Starvation as a Method of Warfare

A more clearly defined exception to the requirement of consent for humanitarian access exists where the lack or refusal of aid would lead to starvation, in which case there is no valid justification for a state to withhold consent. This exception implies that the more severe the humanitarian crisis, the more likely the refusal to accept aid will be considered arbitrary or invalid. A refusal of aid may be explicit, as in the case of Syria, or implicit and accomplished through the use of blockades, a method of warfare that has been condemned by the UN Security Council and the UN Commission on Human Rights in conflicts in Afghanistan and Iraq. Yemen, which imports 90% of its food in peacetime, is now under such a blockade, which has fueled a severe humanitarian crisis and put the civilian population at risk of widespread starvation and famine.

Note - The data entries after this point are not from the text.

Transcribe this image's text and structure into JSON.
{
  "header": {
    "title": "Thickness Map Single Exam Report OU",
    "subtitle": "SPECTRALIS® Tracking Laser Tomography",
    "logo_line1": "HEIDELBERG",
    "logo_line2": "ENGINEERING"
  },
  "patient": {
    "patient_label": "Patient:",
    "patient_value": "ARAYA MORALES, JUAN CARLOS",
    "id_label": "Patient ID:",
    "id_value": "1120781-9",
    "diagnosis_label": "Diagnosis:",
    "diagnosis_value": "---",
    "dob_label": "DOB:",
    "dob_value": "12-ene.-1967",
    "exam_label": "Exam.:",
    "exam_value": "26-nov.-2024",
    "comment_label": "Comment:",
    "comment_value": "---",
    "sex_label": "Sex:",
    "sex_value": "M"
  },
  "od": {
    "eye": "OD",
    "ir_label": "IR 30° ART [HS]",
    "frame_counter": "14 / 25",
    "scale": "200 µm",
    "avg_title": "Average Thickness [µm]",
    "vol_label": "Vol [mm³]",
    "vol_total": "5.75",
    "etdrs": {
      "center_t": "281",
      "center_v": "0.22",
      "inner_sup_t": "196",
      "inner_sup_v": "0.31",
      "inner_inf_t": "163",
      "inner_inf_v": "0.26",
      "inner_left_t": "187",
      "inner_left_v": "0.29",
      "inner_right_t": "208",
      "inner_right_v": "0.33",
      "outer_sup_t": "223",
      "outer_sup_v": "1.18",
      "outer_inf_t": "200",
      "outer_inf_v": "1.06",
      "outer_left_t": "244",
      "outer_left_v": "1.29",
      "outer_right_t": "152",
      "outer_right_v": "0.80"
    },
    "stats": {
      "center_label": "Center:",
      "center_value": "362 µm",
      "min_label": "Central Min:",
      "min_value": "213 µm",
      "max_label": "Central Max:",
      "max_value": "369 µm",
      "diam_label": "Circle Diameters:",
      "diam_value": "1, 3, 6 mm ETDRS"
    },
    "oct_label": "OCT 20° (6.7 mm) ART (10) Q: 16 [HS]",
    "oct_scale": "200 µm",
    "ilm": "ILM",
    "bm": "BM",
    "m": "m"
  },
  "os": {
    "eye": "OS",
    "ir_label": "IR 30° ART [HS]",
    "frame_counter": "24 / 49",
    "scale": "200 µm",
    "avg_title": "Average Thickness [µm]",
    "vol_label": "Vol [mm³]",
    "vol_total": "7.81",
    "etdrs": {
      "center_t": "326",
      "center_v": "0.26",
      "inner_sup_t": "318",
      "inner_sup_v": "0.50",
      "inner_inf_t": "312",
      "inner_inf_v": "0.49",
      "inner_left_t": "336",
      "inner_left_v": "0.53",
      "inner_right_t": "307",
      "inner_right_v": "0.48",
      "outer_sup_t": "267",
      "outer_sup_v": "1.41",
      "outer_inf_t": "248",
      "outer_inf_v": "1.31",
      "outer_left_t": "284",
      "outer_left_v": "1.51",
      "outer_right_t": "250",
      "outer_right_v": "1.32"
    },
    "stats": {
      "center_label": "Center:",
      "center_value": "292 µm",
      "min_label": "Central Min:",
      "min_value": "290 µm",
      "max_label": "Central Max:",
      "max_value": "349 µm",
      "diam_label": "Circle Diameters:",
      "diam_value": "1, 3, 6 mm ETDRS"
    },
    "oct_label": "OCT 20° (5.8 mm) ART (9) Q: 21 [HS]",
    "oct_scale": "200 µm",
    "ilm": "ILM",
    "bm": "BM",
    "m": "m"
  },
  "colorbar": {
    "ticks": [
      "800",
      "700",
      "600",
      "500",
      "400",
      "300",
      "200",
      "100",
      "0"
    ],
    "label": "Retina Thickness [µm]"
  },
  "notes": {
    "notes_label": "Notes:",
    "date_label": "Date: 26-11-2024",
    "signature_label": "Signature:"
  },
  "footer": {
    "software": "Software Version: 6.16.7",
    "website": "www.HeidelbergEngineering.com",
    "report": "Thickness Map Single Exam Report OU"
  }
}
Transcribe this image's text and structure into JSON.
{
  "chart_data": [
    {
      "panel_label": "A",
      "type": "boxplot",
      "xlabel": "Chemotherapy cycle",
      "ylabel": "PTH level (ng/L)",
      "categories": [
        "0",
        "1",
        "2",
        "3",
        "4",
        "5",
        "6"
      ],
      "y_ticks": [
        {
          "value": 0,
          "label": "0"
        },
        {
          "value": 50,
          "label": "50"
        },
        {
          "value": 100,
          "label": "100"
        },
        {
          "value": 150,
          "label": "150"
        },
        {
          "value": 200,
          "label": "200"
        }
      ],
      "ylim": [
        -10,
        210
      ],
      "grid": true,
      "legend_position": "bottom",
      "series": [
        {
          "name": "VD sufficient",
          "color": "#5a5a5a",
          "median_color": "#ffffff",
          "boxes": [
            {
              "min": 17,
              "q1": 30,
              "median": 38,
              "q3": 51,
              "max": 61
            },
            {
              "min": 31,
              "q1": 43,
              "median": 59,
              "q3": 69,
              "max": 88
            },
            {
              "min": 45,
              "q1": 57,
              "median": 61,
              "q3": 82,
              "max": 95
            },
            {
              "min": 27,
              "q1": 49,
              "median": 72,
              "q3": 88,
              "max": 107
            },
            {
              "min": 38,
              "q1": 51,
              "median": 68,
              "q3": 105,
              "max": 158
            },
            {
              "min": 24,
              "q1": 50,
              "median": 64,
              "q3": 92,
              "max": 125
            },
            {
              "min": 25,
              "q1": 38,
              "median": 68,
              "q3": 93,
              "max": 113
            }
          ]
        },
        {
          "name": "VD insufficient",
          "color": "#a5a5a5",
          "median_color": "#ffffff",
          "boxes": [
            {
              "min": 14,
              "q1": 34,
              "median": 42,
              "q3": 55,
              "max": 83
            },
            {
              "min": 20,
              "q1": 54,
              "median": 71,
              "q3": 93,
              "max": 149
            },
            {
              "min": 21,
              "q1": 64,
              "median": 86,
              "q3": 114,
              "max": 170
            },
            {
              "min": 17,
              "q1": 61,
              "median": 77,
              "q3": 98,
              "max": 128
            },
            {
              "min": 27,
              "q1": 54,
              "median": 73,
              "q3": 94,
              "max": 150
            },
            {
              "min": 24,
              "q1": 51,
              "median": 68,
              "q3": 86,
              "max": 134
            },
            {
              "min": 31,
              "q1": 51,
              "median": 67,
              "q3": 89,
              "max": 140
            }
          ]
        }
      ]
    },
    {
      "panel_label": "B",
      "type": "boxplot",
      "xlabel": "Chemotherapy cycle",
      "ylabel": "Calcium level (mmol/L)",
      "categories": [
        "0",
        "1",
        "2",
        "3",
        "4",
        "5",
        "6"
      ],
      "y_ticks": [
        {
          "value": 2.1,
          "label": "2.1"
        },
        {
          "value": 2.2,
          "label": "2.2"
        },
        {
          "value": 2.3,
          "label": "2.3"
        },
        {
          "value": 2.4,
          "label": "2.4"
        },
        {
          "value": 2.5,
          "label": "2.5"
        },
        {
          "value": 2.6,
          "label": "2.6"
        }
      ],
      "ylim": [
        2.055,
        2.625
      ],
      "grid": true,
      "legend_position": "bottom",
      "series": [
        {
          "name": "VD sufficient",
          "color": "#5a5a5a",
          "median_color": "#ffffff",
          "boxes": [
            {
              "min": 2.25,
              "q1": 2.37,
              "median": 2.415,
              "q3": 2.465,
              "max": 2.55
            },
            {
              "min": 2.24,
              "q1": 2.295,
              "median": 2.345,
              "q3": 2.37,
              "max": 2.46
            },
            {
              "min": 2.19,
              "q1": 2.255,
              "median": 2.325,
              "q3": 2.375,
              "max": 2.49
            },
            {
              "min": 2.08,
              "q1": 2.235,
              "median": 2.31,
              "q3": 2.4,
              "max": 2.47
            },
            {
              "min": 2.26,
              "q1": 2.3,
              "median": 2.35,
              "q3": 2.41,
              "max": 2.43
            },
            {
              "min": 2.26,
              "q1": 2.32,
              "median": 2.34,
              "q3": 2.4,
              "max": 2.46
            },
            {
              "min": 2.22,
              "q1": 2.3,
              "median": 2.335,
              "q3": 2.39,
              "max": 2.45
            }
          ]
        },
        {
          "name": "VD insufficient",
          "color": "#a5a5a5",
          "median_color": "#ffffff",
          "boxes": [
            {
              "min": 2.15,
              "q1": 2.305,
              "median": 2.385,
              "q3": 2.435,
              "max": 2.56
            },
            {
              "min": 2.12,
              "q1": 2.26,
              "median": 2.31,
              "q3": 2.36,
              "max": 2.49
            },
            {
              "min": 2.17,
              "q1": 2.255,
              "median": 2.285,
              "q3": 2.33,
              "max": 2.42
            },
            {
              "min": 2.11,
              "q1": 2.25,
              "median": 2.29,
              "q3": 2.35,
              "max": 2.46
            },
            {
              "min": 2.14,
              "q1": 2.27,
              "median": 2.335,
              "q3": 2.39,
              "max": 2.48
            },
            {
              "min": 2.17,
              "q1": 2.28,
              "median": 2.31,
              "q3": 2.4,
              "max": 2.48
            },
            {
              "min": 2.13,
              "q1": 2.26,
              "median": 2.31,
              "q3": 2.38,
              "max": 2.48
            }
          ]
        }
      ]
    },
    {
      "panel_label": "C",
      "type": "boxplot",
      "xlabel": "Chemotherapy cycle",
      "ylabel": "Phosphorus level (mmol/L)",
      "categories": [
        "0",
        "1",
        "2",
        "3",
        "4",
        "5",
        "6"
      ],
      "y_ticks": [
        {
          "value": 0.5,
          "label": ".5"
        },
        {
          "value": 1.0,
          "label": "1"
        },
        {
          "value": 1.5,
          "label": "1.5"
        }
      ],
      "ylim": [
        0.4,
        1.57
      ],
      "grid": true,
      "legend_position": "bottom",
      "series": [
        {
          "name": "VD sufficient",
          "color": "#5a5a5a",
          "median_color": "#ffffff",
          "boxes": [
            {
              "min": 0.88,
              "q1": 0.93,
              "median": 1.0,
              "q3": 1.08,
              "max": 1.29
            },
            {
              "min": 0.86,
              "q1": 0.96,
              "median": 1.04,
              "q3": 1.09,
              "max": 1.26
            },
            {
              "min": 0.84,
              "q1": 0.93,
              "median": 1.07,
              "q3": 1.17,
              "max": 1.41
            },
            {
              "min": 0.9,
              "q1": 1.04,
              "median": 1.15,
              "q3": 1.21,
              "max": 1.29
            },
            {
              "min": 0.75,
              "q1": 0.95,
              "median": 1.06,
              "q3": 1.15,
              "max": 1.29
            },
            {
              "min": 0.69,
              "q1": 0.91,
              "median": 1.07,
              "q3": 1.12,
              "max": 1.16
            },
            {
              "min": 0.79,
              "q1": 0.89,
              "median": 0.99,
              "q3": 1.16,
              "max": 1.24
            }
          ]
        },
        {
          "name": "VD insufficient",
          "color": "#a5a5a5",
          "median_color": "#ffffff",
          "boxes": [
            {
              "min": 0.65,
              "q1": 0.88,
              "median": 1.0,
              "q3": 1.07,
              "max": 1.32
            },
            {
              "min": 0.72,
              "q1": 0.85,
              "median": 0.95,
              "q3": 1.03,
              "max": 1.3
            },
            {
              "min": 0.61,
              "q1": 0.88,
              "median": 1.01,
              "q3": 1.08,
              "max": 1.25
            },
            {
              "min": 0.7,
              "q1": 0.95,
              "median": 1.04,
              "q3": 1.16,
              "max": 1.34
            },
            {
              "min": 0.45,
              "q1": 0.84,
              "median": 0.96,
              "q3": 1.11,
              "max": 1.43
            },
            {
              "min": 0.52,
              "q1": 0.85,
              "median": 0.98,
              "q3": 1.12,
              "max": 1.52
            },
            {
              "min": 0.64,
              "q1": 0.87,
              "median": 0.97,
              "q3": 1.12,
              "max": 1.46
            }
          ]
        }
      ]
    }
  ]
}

As a method of warfare, starvation of civilians is prohibited by Article 54(1) of the AP I, Article 14 of AP II, and Rule 53 the ICRC compilation of customary international humanitarian law, and is considered a war crime under the Rome Statute of the International Criminal Court. However, absent a rising norm of customary law to the contrary, starvation of civilians is only defined as a war crime in IAC, and thus would not be applicable to NIACs such as in Syria or Yemen; and even if it were applicable in NIAC, it is not yet clear if this starvation is being used as a deliberate method of warfare in Yemen. Nonetheless, the prohibition of starvation as an exception to the need for consent of the state supports the position that there is a developing “right” of civilians to humanitarian assistance in extreme cases of humanitarian crisis, regardless of whether the conflict is international or domestic in nature. Even if not a war crime, mass malnourishment and starvation of the civilian populations remains a clear failure of humanitarian response and a challenge to the spirit of humanitarian law.

Moving Forward

In light of the importance of humanitarian access in armed conflict, concrete steps need to be taken by individual state parties to conflict, as well as the international community as a whole, in order to improve the standards for humanitarian access and hold states that arbitrarily refuse aid accountable for their actions. While the Security Council’s ability to authorize intervention can and has been used to forcibly improve access for humanitarian agencies, e.g. in Syria, the Council remains subject to political stalemate that prevents it from being used as a consistent or effectual tool of accountability. Likewise, unilateral or multilateral military interventions, which can be a practical method of opening borders, are sporadic, politically risky, and do not provide the level of legality, consistency, or protection that is necessary for effective humanitarian action. Whether with regard to the conflicts in Yemen, Syria, or elsewhere, these slow political and legal processes are failing to keep pace with humanitarian agencies’ need for immediate and reliable access.

As such, there is a need for international bodies and states to overcome political differences and implement a stronger and more consistent framework for guaranteeing humanitarian access, as well as legal accountability for states that arbitrarily or capriciously deny needed access through the explicit or implicit withholding of consent. The upcoming reports by OCHA will hopefully provide a framework for addressing the gaps in international law in the area of humanitarian access, yet both states and international organizations need to assume responsibility for increasing assistance and protection for civilians in armed conflict by creating and enforcing an obligation to provide access to humanitarian agencies. Without a shift in the law, crises exacerbated by a lack of access, as seen in Yemen, will continue to occur.